Paul is the best point guard on the planet (though D-Will is right on his heels). West is one of the most versatile power forwards in the game who can punish the defense inside, outside and on the break, and Chandler is a great rebounder, a forceful presence defensively and a nice offensive complement to Paul. And as with the Lakers, a fourth-best player like Peja Stojakovic only makes the Bayou's Big Three that much stronger.
6. Phoenix: Steve Nash, Amare Stoudemire, Shaquille O'Neal
This may be a stretch, but I'm betting that Nash has one more splendid year in him and that Shaq has one more decent run in him. Amare was a monster next to Shaq, and I'm going to give Shaq the benefit of the doubt and say that pride will motivate him to play well next season.
The Suns' days as a title contender are over, but this threesome must still be respected.
7. Detroit: Chauncey Billups, Rip Hamilton, Rasheed Wallace
Could be another stretch because in my opinion the Pistons, as currently constructed, are no longer contenders. But they'll probably finish with a fairly strong regular-season record. If new coach Michael Curry can get Billups and Wallace to turn back the clock two years, they'll be in business. But that's a big "if." Also, like the Lakers and Hornets, the Pistons have something of a Big Four with Tayshaun Prince.
8. Dallas: Dirk Nowitzki, Jason Kidd, Josh Howard
Man, I'm giving the old trios lots of credit. I'm going to go out on a limb and say that Rick Carlisle and an offseason of meditation will help these three mesh better. Like Phoenix and Detroit ahead of them, they're done contending for rings, but they can certainly play better than they did last season. Almost went with Washington and Philly over them, but I had to admit that in the East, Dallas would be a force.
9. Washington: Gilbert Arenas, Antawn Jamison, Caron Butler
The last time these three were healthy for a significant stretch of time, they sent Eddie Jordan to the All-Star Game as coach of the Eastern Conference. The main downfall of this triumvirate is that there's no dominant big man. Yeah, Jamison was one of only four players to average at least 20 points and 10 rebounds last season, but as good as he is, Jamison's not an overpowering force on the frontline, and that's what you need to be elite. He's barely a power forward.

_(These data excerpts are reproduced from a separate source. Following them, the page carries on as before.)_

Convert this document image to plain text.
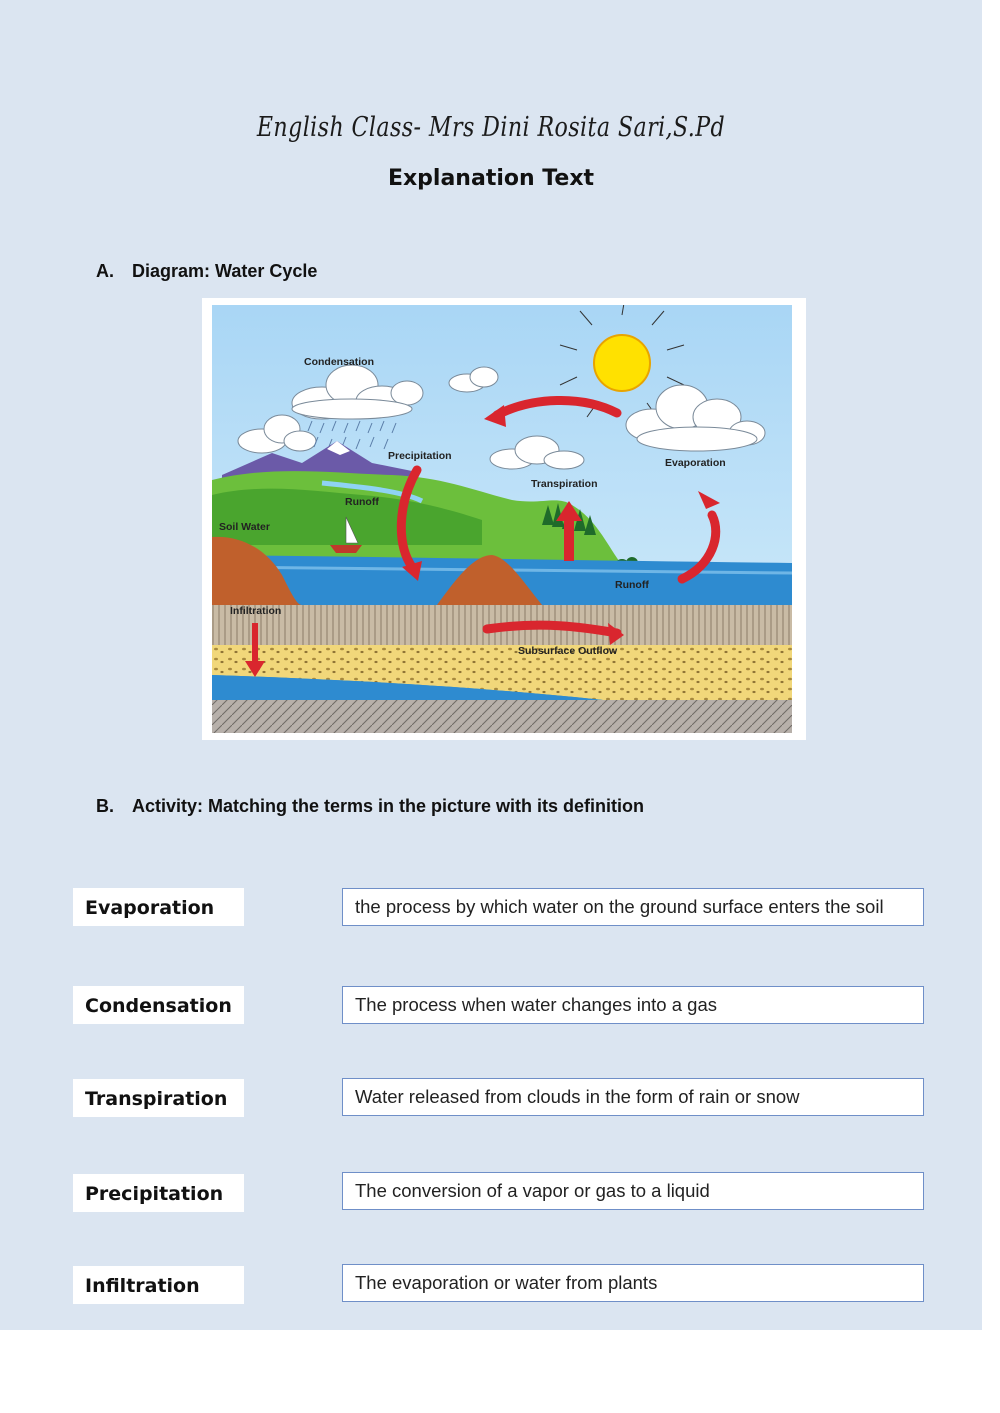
English Class- Mrs Dini Rosita Sari,S.Pd
Explanation Text
A. Diagram: Water Cycle
Condensation
Precipitation
Evaporation
Transpiration
Runoff
Soil Water
Runoff
Infiltration
Subsurface Outflow
B. Activity: Matching the terms in the picture with its definition
Evaporation
Condensation
Transpiration
Precipitation
Infiltration
the process by which water on the ground surface enters the soil
The process when water changes into a gas
Water released from clouds in the form of rain or snow
The conversion of a vapor or gas to a liquid
The evaporation or water from plants
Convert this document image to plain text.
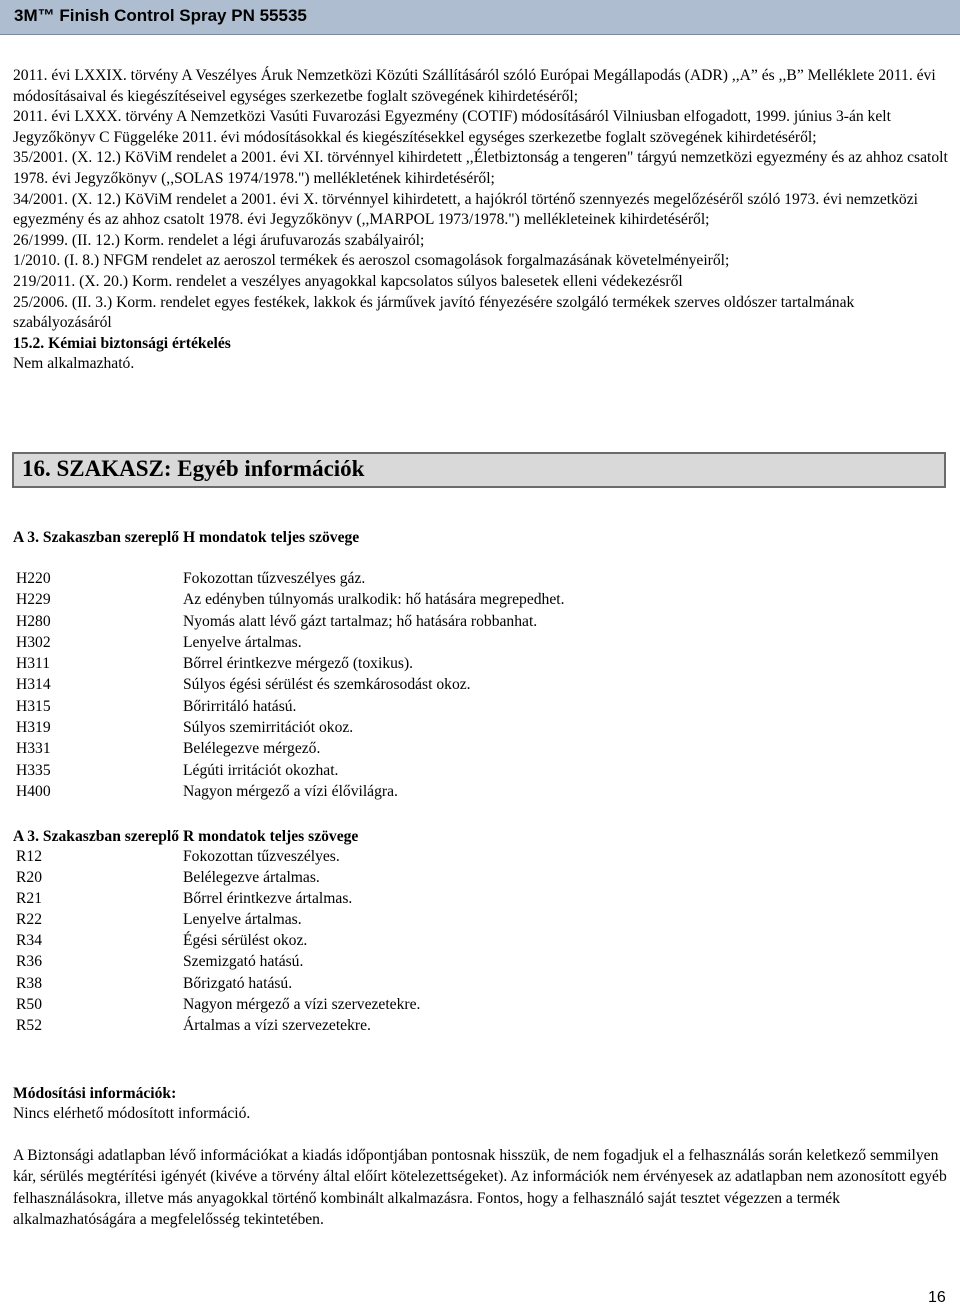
3M™ Finish Control Spray PN 55535

2011. évi LXXIX. törvény A Veszélyes Áruk Nemzetközi Közúti Szállításáról szóló Európai Megállapodás (ADR) ,,A” és ,,B” Melléklete 2011. évi módosításaival és kiegészítéseivel egységes szerkezetbe foglalt szövegének kihirdetéséről;

2011. évi LXXX. törvény A Nemzetközi Vasúti Fuvarozási Egyezmény (COTIF) módosításáról Vilniusban elfogadott, 1999. június 3-án kelt Jegyzőkönyv C Függeléke 2011. évi módosításokkal és kiegészítésekkel egységes szerkezetbe foglalt szövegének kihirdetéséről;

35/2001. (X. 12.) KöViM rendelet a 2001. évi XI. törvénnyel kihirdetett ,,Életbiztonság a tengeren" tárgyú nemzetközi egyezmény és az ahhoz csatolt 1978. évi Jegyzőkönyv (,,SOLAS 1974/1978.") mellékletének kihirdetéséről;

34/2001. (X. 12.) KöViM rendelet a 2001. évi X. törvénnyel kihirdetett, a hajókról történő szennyezés megelőzéséről szóló 1973. évi nemzetközi egyezmény és az ahhoz csatolt 1978. évi Jegyzőkönyv (,,MARPOL 1973/1978.") mellékleteinek kihirdetéséről;

26/1999. (II. 12.) Korm. rendelet a légi árufuvarozás szabályairól;

1/2010. (I. 8.) NFGM rendelet az aeroszol termékek és aeroszol csomagolások forgalmazásának követelményeiről;

219/2011. (X. 20.) Korm. rendelet a veszélyes anyagokkal kapcsolatos súlyos balesetek elleni védekezésről

25/2006. (II. 3.) Korm. rendelet egyes festékek, lakkok és járművek javító fényezésére szolgáló termékek szerves oldószer tartalmának szabályozásáról

15.2. Kémiai biztonsági értékelés
Nem alkalmazható.
16. SZAKASZ: Egyéb információk
A 3. Szakaszban szereplő H mondatok teljes szövege
H220	Fokozottan tűzveszélyes gáz.
H229	Az edényben túlnyomás uralkodik: hő hatására megrepedhet.
H280	Nyomás alatt lévő gázt tartalmaz; hő hatására robbanhat.
H302	Lenyelve ártalmas.
H311	Bőrrel érintkezve mérgező (toxikus).
H314	Súlyos égési sérülést és szemkárosodást okoz.
H315	Bőrirritáló hatású.
H319	Súlyos szemirritációt okoz.
H331	Belélegezve mérgező.
H335	Légúti irritációt okozhat.
H400	Nagyon mérgező a vízi élővilágra.
A 3. Szakaszban szereplő R mondatok teljes szövege
R12	Fokozottan tűzveszélyes.
R20	Belélegezve ártalmas.
R21	Bőrrel érintkezve ártalmas.
R22	Lenyelve ártalmas.
R34	Égési sérülést okoz.
R36	Szemizgató hatású.
R38	Bőrizgató hatású.
R50	Nagyon mérgező a vízi szervezetekre.
R52	Ártalmas a vízi szervezetekre.
Módosítási információk:
Nincs elérhető módosított információ.
A Biztonsági adatlapban lévő információkat a kiadás időpontjában pontosnak hisszük, de nem fogadjuk el a felhasználás során keletkező semmilyen kár, sérülés megtérítési igényét (kivéve a törvény által előírt kötelezettségeket). Az információk nem érvényesek az adatlapban nem azonosított egyéb felhasználásokra, illetve más anyagokkal történő kombinált alkalmazásra. Fontos, hogy a felhasználó saját tesztet végezzen a termék alkalmazhatóságára a megfelelősség tekintetében.
16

10. Philadelphia: Elton Brand, Andre Iguodala, Andre Miller
They've got a low-post scorer in Brand, a versatile slasher in Iguodala, and a prototypical point guard in Miller. I'd have them ahead of Washington's three if they'd played together before. And with Iguodala improving, they could climb the charts in the upcoming months.
Utah: Deron Williams and Carlos Boozer are absolutely one of the league's best tandems (assuming Boozer's late-season tumble wasn't a sign of things to come). But there's no third star. If either Mehmet Okur or Andrei Kirilenko can return to their All-Star form, the Jazz will have a threesome worthy of the list.
Denver: Again, A.I. and Melo make a fearsome Big Two, but it's a reach to make Kenyon Martin the third piece of a Big Three.
Portland: Prediction: Brandon Roy, LaMarcus Aldridge and Greg Oden are going to lead the Blazers to the playoffs this year, which is saying a ton considering they're in the West. Hopefully, Oden gets his game back quickly.
Orlando: Offensively, Dwight Howard, Hedo Turkoglu and Rashard Lewis are arguably the best frontcourt in the league. Gotta get better on the other end, though.
Toronto: A lot of questions here. Can Jermaine O'Neal still play at an elite level? Can Jose Calderon play like the All-Star caliber point guard he's shown signs of becoming?
Miami: I think Michael Beasley's going to be all that. Dwyane Wade already is. But Beasley and Shawn Marion pretty much play the same position. It's hard to put much faith in the Heat considering Wade's penchant for getting hurt, Beasley's youth and Marion's inability to create his own shot, but this crew's got potential.